Only 700 yd of the tunnel's length—approximately two fifths—was built by the standard method of sinking shafts and boring horizontally. The majority of the tunnel was made using the cut and cover method, where the hill was excavated and the tunnel lining constructed before the hill excavation was infilled. This was a result of loose earth in the hillside that was not sufficiently stable to allow tunnelling 69 ft below the hilltop.

Once the tunnel was complete the canal opened to Colne Road in Burnley in 1796, where it would take another five years to complete the large embankment needed to cross the valley there.

==Operational history==
After the tunnel's opening in May 1796, the Leeds Intelligencer described the tunnel as "the most complete work of the kind in England, if not in Europe".

A local story purports that on 24 September 1912, a cow (Note: Numerous sources
 give the cow's name as Buttercup, although it is likely this was a nickname coined after the event) fell into the canal at Blue Slate Farm, Colne, near the southern portal. She then swam the length of the tunnel before being helped out and revived with brandy (or rum) at the Hole in the Wall pub in Foulridge.

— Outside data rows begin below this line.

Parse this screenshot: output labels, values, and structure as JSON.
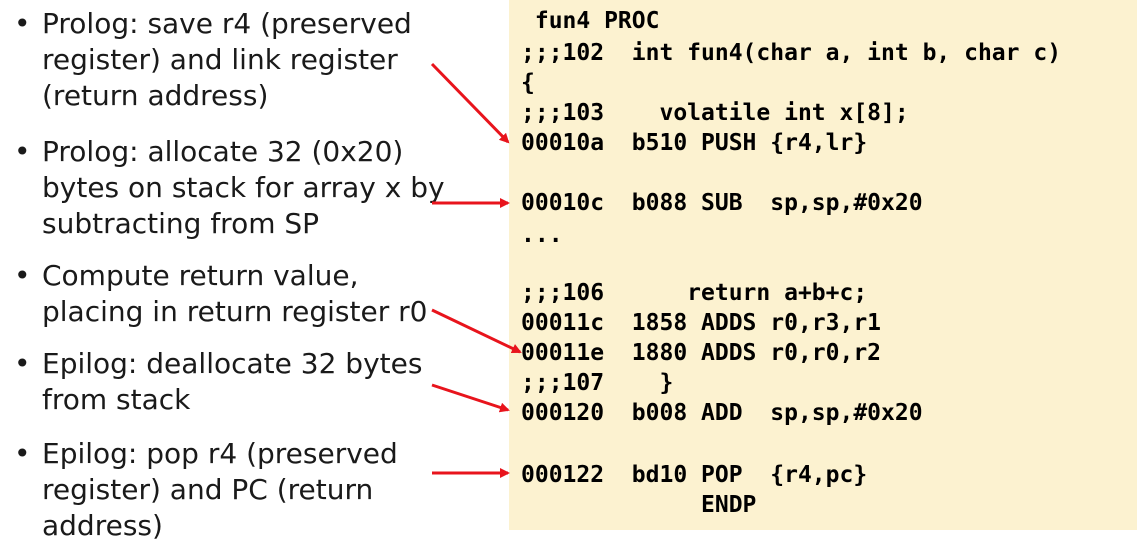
{
  "bullets": [
    {
      "marker": "•",
      "lines": [
        "Prolog: save r4 (preserved",
        "register) and link register",
        "(return address)"
      ]
    },
    {
      "marker": "•",
      "lines": [
        "Prolog: allocate 32 (0x20)",
        "bytes on stack for array x by",
        "subtracting from SP"
      ]
    },
    {
      "marker": "•",
      "lines": [
        "Compute return value,",
        "placing in return register r0"
      ]
    },
    {
      "marker": "•",
      "lines": [
        "Epilog: deallocate 32 bytes",
        "from stack"
      ]
    },
    {
      "marker": "•",
      "lines": [
        "Epilog: pop r4 (preserved",
        "register) and PC (return",
        "address)"
      ]
    }
  ],
  "code": [
    " fun4 PROC",
    ";;;102  int fun4(char a, int b, char c)",
    "{",
    ";;;103    volatile int x[8];",
    "00010a  b510 PUSH {r4,lr}",
    "00010c  b088 SUB  sp,sp,#0x20",
    "...",
    ";;;106      return a+b+c;",
    "00011c  1858 ADDS r0,r3,r1",
    "00011e  1880 ADDS r0,r0,r2",
    ";;;107    }",
    "000120  b008 ADD  sp,sp,#0x20",
    "000122  bd10 POP  {r4,pc}",
    "             ENDP"
  ],
  "colors": {
    "code_background": "#fcf2d0",
    "arrow": "#e8141c",
    "text": "#1a1a1a"
  }
}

Having no towpath, vessels traditionally navigated the tunnel by legging while the horses traversed above the tunnel. This practice ended at Foulridge in 1886 after the drowning of a legger; a double-ended steam tug was introduced in 1880 to haul vessels through and return without winding. A diesel tug later replaced the steam boat; this service ended in 1937. To ensure that boats would not meet head-on in the tunnel, a telephone system was installed to control passage. In 1963, this was superseded by traffic lights.

In 2017, the Canal & River Trust allowed unpowered craft such as canoes and kayaks to use the tunnel.